Père Georges Metallinos: Les Collyvades, Pères de la Sainte Montagne




L'apparition au dix-huitième siècle des collyvades sur la Sainte Montagne, et en Grèce en général, constitue un retour dynamique aux racines de la tradition orthodoxe, à la "philocalie" une expérience qui est au cœur de la spiritualité de l'Église orthodoxe.

Leur "mouvement", comme on l'appelait, était régénérateur et traditionnel, progressiste et pourtant patristique, en d'autres termes, véritablement orthodoxe. En utilisant les méthodes érudites de l'époque (en composants des écrits), ils ont révélé tout d'abord la continuité de l'hésychasme sur la Sainte Montagne de l'Athos, et en même temps, ils sont restés fidèles, non seulement à la formulation théorique de la théologie hésychaste-palamite, mais aussi à ses applications pratiques, c'est à dire à l'ensemble du spectre de l'expérience ascétique.
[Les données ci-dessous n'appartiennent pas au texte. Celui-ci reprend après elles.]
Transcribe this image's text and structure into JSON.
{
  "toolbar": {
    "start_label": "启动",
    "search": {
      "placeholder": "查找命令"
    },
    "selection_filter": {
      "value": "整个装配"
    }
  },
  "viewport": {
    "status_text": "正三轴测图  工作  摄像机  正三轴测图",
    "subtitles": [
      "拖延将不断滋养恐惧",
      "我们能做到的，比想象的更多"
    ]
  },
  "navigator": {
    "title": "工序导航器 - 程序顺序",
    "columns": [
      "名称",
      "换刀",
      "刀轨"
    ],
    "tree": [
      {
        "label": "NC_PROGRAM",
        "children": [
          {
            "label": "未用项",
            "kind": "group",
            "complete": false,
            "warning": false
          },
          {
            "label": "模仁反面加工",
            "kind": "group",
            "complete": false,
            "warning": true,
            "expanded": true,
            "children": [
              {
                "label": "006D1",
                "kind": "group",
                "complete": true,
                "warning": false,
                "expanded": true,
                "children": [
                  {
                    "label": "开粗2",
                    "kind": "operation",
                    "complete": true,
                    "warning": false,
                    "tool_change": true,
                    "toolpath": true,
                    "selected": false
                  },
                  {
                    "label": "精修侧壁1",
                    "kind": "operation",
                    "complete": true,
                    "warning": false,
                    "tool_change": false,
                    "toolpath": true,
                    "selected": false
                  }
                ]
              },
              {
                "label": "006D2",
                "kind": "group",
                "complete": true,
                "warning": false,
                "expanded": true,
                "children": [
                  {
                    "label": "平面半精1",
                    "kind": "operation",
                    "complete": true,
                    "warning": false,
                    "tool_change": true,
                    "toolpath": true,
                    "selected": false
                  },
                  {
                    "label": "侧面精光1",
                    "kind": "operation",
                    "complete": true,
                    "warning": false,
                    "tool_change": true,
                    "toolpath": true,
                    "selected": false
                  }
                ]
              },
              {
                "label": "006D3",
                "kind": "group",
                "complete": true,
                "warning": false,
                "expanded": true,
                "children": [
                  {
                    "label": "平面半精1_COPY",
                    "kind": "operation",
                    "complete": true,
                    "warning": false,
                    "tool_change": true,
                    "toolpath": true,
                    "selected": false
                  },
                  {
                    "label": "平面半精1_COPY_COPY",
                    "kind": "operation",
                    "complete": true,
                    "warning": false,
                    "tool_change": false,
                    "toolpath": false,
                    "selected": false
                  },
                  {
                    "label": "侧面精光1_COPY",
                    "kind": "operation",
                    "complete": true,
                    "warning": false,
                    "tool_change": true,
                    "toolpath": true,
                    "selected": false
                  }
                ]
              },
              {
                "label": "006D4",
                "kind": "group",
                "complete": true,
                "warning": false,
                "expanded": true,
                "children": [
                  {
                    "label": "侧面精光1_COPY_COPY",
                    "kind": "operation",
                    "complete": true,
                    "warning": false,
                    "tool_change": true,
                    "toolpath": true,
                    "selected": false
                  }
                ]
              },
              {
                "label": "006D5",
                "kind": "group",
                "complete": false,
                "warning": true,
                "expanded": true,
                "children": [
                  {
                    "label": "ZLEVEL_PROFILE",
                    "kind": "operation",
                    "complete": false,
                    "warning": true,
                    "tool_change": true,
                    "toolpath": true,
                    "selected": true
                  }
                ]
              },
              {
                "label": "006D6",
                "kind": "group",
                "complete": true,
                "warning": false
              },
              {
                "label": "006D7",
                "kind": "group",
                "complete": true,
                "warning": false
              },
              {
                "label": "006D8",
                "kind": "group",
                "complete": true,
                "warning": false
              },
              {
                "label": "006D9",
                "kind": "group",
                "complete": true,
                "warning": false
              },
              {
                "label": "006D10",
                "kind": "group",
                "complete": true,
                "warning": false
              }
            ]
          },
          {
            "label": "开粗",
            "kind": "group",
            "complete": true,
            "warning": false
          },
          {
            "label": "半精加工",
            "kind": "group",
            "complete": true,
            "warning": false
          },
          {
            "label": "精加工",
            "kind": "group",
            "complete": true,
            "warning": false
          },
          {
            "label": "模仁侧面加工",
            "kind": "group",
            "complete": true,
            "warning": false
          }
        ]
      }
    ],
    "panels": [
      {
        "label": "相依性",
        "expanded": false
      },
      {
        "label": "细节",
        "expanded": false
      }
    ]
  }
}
Grâce à la diffusion de leurs œuvres et par leurs luttes en défense de la tradition, ils ont formé un contrepoids contre l'Europe des "Lumières", et sont devenus illuminateurs d'abord de leur nation et puis de l'Orthodoxie en général. C'est pourquoi ils ont été aimés par les traditionalistes, mais haïs et combattus (ou calomniés) par ceux à qui ont on a inculqué l'esprit de la scolastique franque ou des Lumières anglo-françaises et donc coupés de la racine philocalique.

Le rationalisme hypertrophique (métaphysique) des Occidentalisants, menace permanente pour la voie de la théologie patristique, s'est ainsi avéré être étranger à la voie de l'expérience et de la sainteté spirituelle de la théologie que les Pères des collyvades incarnèrent et prêchèrent. Si notre reconnexion avec la véritable tradition théologique des Pères a été atteinte de nos jours, cela est dû aux travaux précurseurs des collyvades.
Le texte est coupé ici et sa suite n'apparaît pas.